The Apostate Returns II – The Heathening
They say you should never go back, apparently. I don’t know who “they” are, or what the context is for this statement (I have a hazy impression that it ought to refer to revisiting past triumphs in the hope of recreating them), but people say it so often it’s become a cliché. It’s been running through my head recently, because I paid a visit to the old church this week.
I’d been thinking about going along for a while, for various reasons – pester power featuring quite strongly. The boys wanted me to come along, and seeing that there was a special service for Father’s Day (a vile Hallmark holiday that has no place in any calendar, let alone a liturgical one), I suppressed my multiple misgivings so that they could at least have Daddy around on that one day that had been decreed special by marketing and the church’s unexpected conformity to the dictates of popular culture.
As I approached, it began to feel strange, as if I was trespassing somewhere I didn’t belong. Once through the doors, though, it started to feel as familiar as ever, almost as if I was back among family. Some greetings were effusive, some were awkward (on both sides – a conscious lack of familiarity was often lurking, unspoken, following my long absence), but it was a long way from the ordeal I’d feared.

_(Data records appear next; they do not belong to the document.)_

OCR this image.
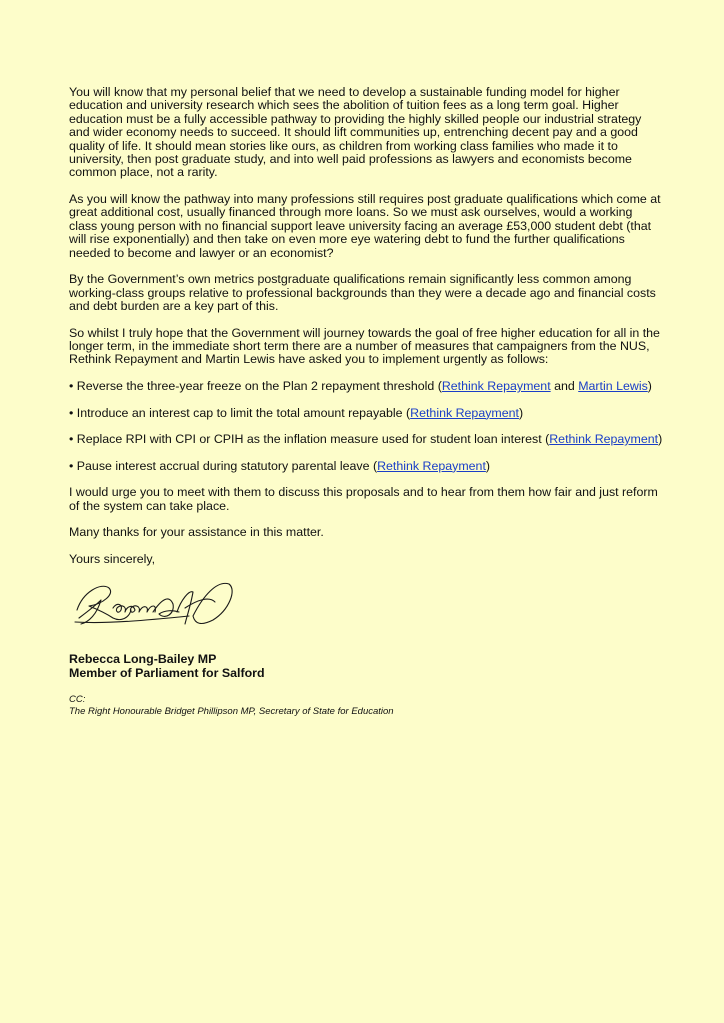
You will know that my personal belief that we need to develop a sustainable funding model for higher education and university research which sees the abolition of tuition fees as a long term goal. Higher education must be a fully accessible pathway to providing the highly skilled people our industrial strategy and wider economy needs to succeed. It should lift communities up, entrenching decent pay and a good quality of life. It should mean stories like ours, as children from working class families who made it to university, then post graduate study, and into well paid professions as lawyers and economists become common place, not a rarity.

As you will know the pathway into many professions still requires post graduate qualifications which come at great additional cost, usually financed through more loans. So we must ask ourselves, would a working class young person with no financial support leave university facing an average £53,000 student debt (that will rise exponentially) and then take on even more eye watering debt to fund the further qualifications needed to become and lawyer or an economist?

By the Government’s own metrics postgraduate qualifications remain significantly less common among working-class groups relative to professional backgrounds than they were a decade ago and financial costs and debt burden are a key part of this.

So whilst I truly hope that the Government will journey towards the goal of free higher education for all in the longer term, in the immediate short term there are a number of measures that campaigners from the NUS, Rethink Repayment and Martin Lewis have asked you to implement urgently as follows:

• Reverse the three-year freeze on the Plan 2 repayment threshold (Rethink Repayment and Martin Lewis)

• Introduce an interest cap to limit the total amount repayable (Rethink Repayment)

• Replace RPI with CPI or CPIH as the inflation measure used for student loan interest (Rethink Repayment)

• Pause interest accrual during statutory parental leave (Rethink Repayment)

I would urge you to meet with them to discuss this proposals and to hear from them how fair and just reform of the system can take place.

Many thanks for your assistance in this matter.

Yours sincerely,

Rebecca Long-Bailey MP
Member of Parliament for Salford
CC:
The Right Honourable Bridget Phillipson MP, Secretary of State for Education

Unsurprisingly, everyone was much the same. The nice people were still nice, the earnest people were still earnest, the interesting people were still interesting. But nothing truly stays the same. A lovely old man quickly glossed over his struggles with his wife going into a home since I last saw them, and I realised with shame that I’d barely thought about either of them in all those months.
Soon the service started, and I began to feel quite relaxed. Some sentiments I liked, some I didn’t, but I was back in an environment which has been a significant part of my life, for good or ill. The familiarity washed over me, having a similar effect to Proust’s madeleines as I recalled services past, even while remaining stubbornly silent when I didn’t feel willing or able to join in. This would always be a sort of home, even though I moved out long ago.
Then came the time for prayers, and the usual bland, dispassionate appeals to God to sort out all the really bad things in the world. Stop people killing each other in countries X, Y and Z. Stop people being greedy and find a way to pay for everyone to live comfortably. Stop people trying to marry other people with the same dangly bits.
BOOM! My bubble was well and truly burst.
Of course, I hadn’t really expected anything different. While this is one of the more welcoming churches I’ve been in, there are still a number of people who think like this. But although my quiet enjoyment had been in the reminiscence more than the event itself, this sharp reminder jarred me back to reality as suddenly as if I’d been savouring an apple only to find a worm – or worse, half a worm.
I left in a thoughtful mood. I understood the mindset – I’ve been there myself – but it left me wondering. Were my reminiscences a sign that I may ultimately be able to find some sort of uneasy peace with the church, or would that necessarily involve tolerating unpleasant views? And what of those who believe without the unpleasantly regressive social opinions?
The day wore on, and the questions faded from my mind. Unvoiced, unanswered, unclear.